As I said, if you don't want people to comment on your unpleasant postings, don't write them.

I know what happened with the BBC, not you. Thanks for your version though.

They were taking steps to stop the 'witch hunt' against me, *their* words...I told them to name any member of staff I'd threatened or harrassed, they did not come back to me, until I took over their board, when finally they started to take notice. No-one was threatened, or harrassed, or anything else, personally, by me, but their complaints section got a rollicking, that's for sure...addressed to no-one at all.

Also the Head of their Customer Service Department agreed with all that I told her and was horrified by some of the comments she read on that board. She told me she'd look into it in far greater depth and for me to ring her back in 2 weeks, which I did....And then she told me, terribly apologetically, that she couldn't talk about it, wasn't allowed to, and that 'order' had come from far higher up.

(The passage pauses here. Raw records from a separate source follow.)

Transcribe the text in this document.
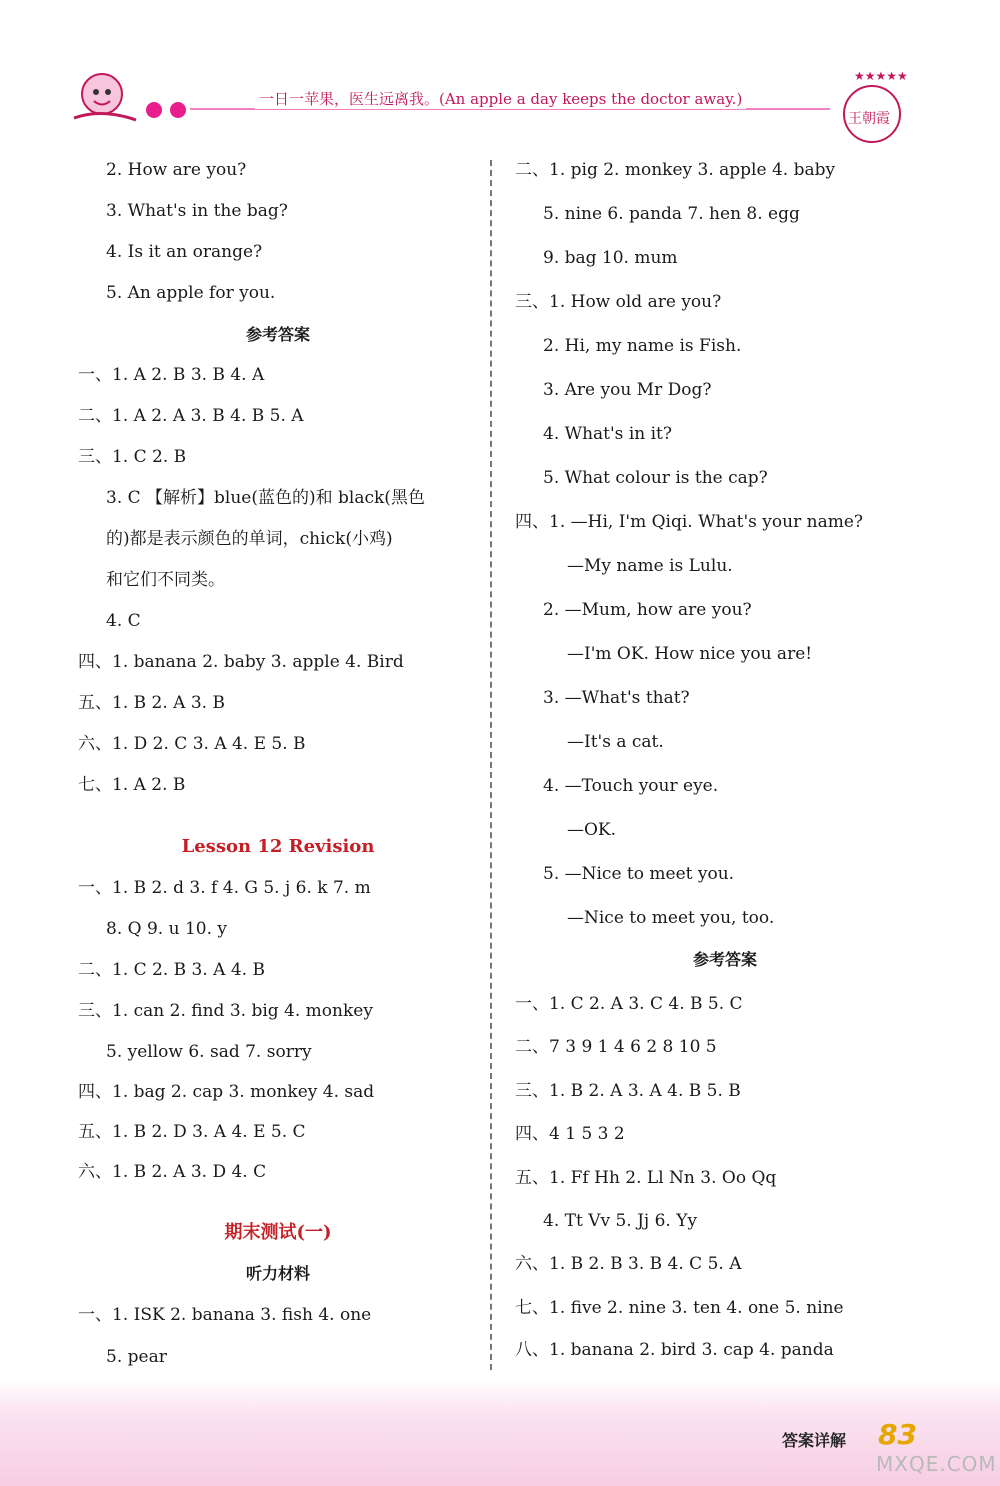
一日一苹果，医生远离我。(An apple a day keeps the doctor away.)
★★★★★
王朝霞
2. How are you?
3. What's in the bag?
4. Is it an orange?
5. An apple for you.
参考答案
一、1. A 2. B 3. B 4. A
二、1. A 2. A 3. B 4. B 5. A
三、1. C 2. B
3. C 【解析】blue(蓝色的)和 black(黑色
的)都是表示颜色的单词，chick(小鸡)
和它们不同类。
4. C
四、1. banana 2. baby 3. apple 4. Bird
五、1. B 2. A 3. B
六、1. D 2. C 3. A 4. E 5. B
七、1. A 2. B
Lesson 12 Revision
一、1. B 2. d 3. f 4. G 5. j 6. k 7. m
8. Q 9. u 10. y
二、1. C 2. B 3. A 4. B
三、1. can 2. find 3. big 4. monkey
5. yellow 6. sad 7. sorry
四、1. bag 2. cap 3. monkey 4. sad
五、1. B 2. D 3. A 4. E 5. C
六、1. B 2. A 3. D 4. C
期末测试(一)
听力材料
一、1. ISK 2. banana 3. fish 4. one
5. pear
二、1. pig 2. monkey 3. apple 4. baby
5. nine 6. panda 7. hen 8. egg
9. bag 10. mum
三、1. How old are you?
2. Hi, my name is Fish.
3. Are you Mr Dog?
4. What's in it?
5. What colour is the cap?
四、1. —Hi, I'm Qiqi. What's your name?
—My name is Lulu.
2. —Mum, how are you?
—I'm OK. How nice you are!
3. —What's that?
—It's a cat.
4. —Touch your eye.
—OK.
5. —Nice to meet you.
—Nice to meet you, too.
参考答案
一、1. C 2. A 3. C 4. B 5. C
二、7 3 9 1 4 6 2 8 10 5
三、1. B 2. A 3. A 4. B 5. B
四、4 1 5 3 2
五、1. Ff Hh 2. Ll Nn 3. Oo Qq
4. Tt Vv 5. Jj 6. Yy
六、1. B 2. B 3. B 4. C 5. A
七、1. five 2. nine 3. ten 4. one 5. nine
八、1. banana 2. bird 3. cap 4. panda
答案详解 83
MXQE.COM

Can I ask the Mudcat team why 'ruth archer's' vitriolic posts about me, and about Al, are permitted to remain on this board, and yet my answers to the allegations about me are now being removed??????


Please note, there is no personal vitriol in this post about you, just a re-addressing of the TRUE facts, about something that you know very little about because you were not privvy to what was going on at the time 'from the other side'.

And my husband (as he was back then) whether you like it or not, WAS a Director of Sidmouth, helping out in many areas, for quite a few years, wherever he was asked. Ask Derek Schofield, he was working alongside him...and The Acoustic Cafe brings in a fair amount of people to *your* festival too, so I'd support it, rather than belittle it.

Thanks.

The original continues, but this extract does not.